Today, the "Game" project is housed at Duke University, and focuses on the development of "industrial-strength" simulations that are the product of the military's relationship with Hollywood and the gaming industry. It is here that the "collaboratory" of Simulation, First-Person Shooters, Strategy, and storytelling project leaders from PEO STRICOM (Program Executive Office for Simulation Training and Instrumentation Command); the Institute for the Future, Science Applications International Corporation (SAIC), MIT Media Lab; and SIMNET (Simulated Network) slime molds interface.
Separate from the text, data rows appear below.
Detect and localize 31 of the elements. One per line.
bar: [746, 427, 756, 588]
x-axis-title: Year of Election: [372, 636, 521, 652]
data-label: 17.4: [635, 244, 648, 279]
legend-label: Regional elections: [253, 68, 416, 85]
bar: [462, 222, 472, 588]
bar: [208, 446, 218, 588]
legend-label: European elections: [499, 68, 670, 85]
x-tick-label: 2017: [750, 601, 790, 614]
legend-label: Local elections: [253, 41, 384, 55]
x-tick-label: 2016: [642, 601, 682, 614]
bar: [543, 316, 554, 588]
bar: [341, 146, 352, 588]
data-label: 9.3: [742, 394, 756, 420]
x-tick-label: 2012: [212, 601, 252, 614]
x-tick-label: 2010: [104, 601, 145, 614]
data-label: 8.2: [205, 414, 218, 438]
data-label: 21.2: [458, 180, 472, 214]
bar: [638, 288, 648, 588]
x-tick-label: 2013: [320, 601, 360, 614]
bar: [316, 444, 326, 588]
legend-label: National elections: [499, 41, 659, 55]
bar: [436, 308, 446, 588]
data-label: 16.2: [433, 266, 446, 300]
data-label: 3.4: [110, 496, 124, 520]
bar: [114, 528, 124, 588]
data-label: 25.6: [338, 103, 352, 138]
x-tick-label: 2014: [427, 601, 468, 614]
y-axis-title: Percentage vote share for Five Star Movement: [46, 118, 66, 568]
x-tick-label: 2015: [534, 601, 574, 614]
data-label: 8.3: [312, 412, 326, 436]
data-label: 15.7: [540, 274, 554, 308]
These are not merely colorful concoctions springing forth from fertile imaginations of mad scientists and pedagogues of calamity. This is a heinous attempt to create, from among the ranks of this emerging generation, a class of desensitized drones who will conform to the absurdity of a society in which nothing is held to be true, and everything is permitted. Reminiscent of the dark ages in science, where knowledge was suppressed, today it is not a question of annihilating science, but of controlling it. These are, and always have been the preconditions to control a society. From the pits of the aforementioned nexus, have sprung the seeds that were necessary predecessors to the modern-day Darwinian globalized market and cyberculture that have spawned a population on the verge of willingly surrendering that which renders them superior to apes, bacteria, and computerstheir humanity.
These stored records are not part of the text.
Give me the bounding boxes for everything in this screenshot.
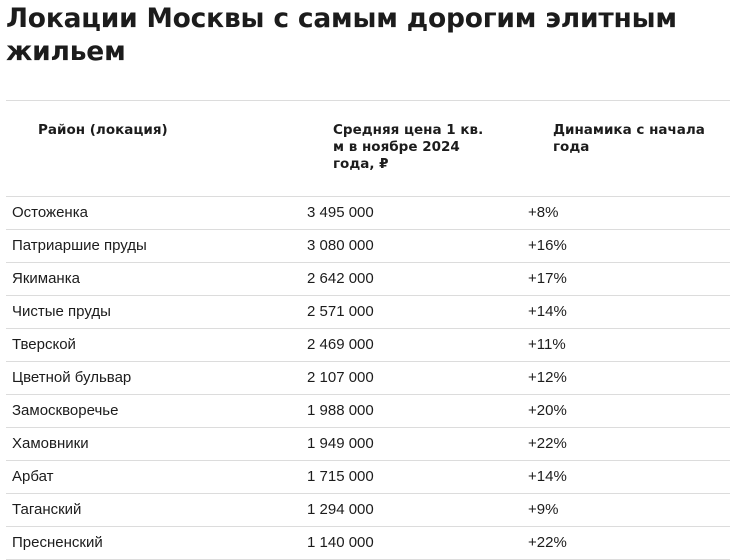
cell-district: Таганский	[12, 501, 82, 518]
cell-price: 2 642 000	[307, 270, 374, 287]
cell-dynamics: +22%	[528, 435, 567, 452]
cell-price: 2 469 000	[307, 336, 374, 353]
cell-district: Чистые пруды	[12, 303, 111, 320]
cell-district: Патриаршие пруды	[12, 237, 147, 254]
table-row: Цветной бульвар 2 107 000 +12%	[6, 362, 730, 395]
table-row: Тверской 2 469 000 +11%	[6, 329, 730, 362]
cell-price: 1 949 000	[307, 435, 374, 452]
table-header: Район (локация) Средняя цена 1 кв. м в н…	[6, 100, 730, 197]
table-row: Пресненский 1 140 000 +22%	[6, 527, 730, 560]
table-row: Чистые пруды 2 571 000 +14%	[6, 296, 730, 329]
cell-dynamics: +9%	[528, 501, 559, 518]
cell-price: 3 080 000	[307, 237, 374, 254]
table-row: Остоженка 3 495 000 +8%	[6, 197, 730, 230]
cell-price: 2 107 000	[307, 369, 374, 386]
table-row: Арбат 1 715 000 +14%	[6, 461, 730, 494]
table-row: Хамовники 1 949 000 +22%	[6, 428, 730, 461]
price-table: Район (локация) Средняя цена 1 кв. м в н…	[6, 100, 730, 560]
cell-dynamics: +14%	[528, 303, 567, 320]
cell-dynamics: +16%	[528, 237, 567, 254]
cell-district: Пресненский	[12, 534, 103, 551]
cell-price: 1 294 000	[307, 501, 374, 518]
cell-dynamics: +22%	[528, 534, 567, 551]
table-row: Патриаршие пруды 3 080 000 +16%	[6, 230, 730, 263]
cell-price: 2 571 000	[307, 303, 374, 320]
cell-district: Хамовники	[12, 435, 89, 452]
cell-price: 1 140 000	[307, 534, 374, 551]
cell-district: Арбат	[12, 468, 54, 485]
cell-district: Якиманка	[12, 270, 80, 287]
cell-price: 1 988 000	[307, 402, 374, 419]
cell-district: Остоженка	[12, 204, 88, 221]
page-title: Локации Москвы с самым дорогим элитным ж…	[6, 3, 677, 67]
cell-district: Замоскворечье	[12, 402, 119, 419]
cell-dynamics: +14%	[528, 468, 567, 485]
table-row: Якиманка 2 642 000 +17%	[6, 263, 730, 296]
cell-district: Тверской	[12, 336, 76, 353]
cell-dynamics: +12%	[528, 369, 567, 386]
cell-dynamics: +11%	[528, 336, 566, 353]
header-district: Район (локация)	[38, 122, 168, 138]
cell-price: 1 715 000	[307, 468, 374, 485]
table-row: Замоскворечье 1 988 000 +20%	[6, 395, 730, 428]
header-dynamics: Динамика с начала года	[553, 122, 705, 155]
cell-dynamics: +8%	[528, 204, 559, 221]
cell-price: 3 495 000	[307, 204, 374, 221]
table-row: Таганский 1 294 000 +9%	[6, 494, 730, 527]
header-price: Средняя цена 1 кв. м в ноябре 2024 года,…	[333, 122, 484, 172]
cell-district: Цветной бульвар	[12, 369, 132, 386]
cell-dynamics: +20%	[528, 402, 567, 419]
cell-dynamics: +17%	[528, 270, 567, 287]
[1] "Prometheus as Performer: Toward a Postmodern Culture?" Georgia Review 31, 4 (Winter 1977-78). In Performance in Postmodern Culture, Michel Benamou and Charles Caramello, eds. (Madison, Wisconsin: Coda Press, 1977).
[2] Alan Turing, "Computing Machinery and Intelligence," Mind, vol. LIX, no. 236, October 1950.
[3] Stuart Umpleby, "The Science of Cybernetics and the Cybernetics of Science," Cybernetics and Systems, vol. 21, no. 1, 1990.
[4] Andy Clark, Being There: Putting Brain, Body, and World Together Again (Cambridge: MIT Press, 1998).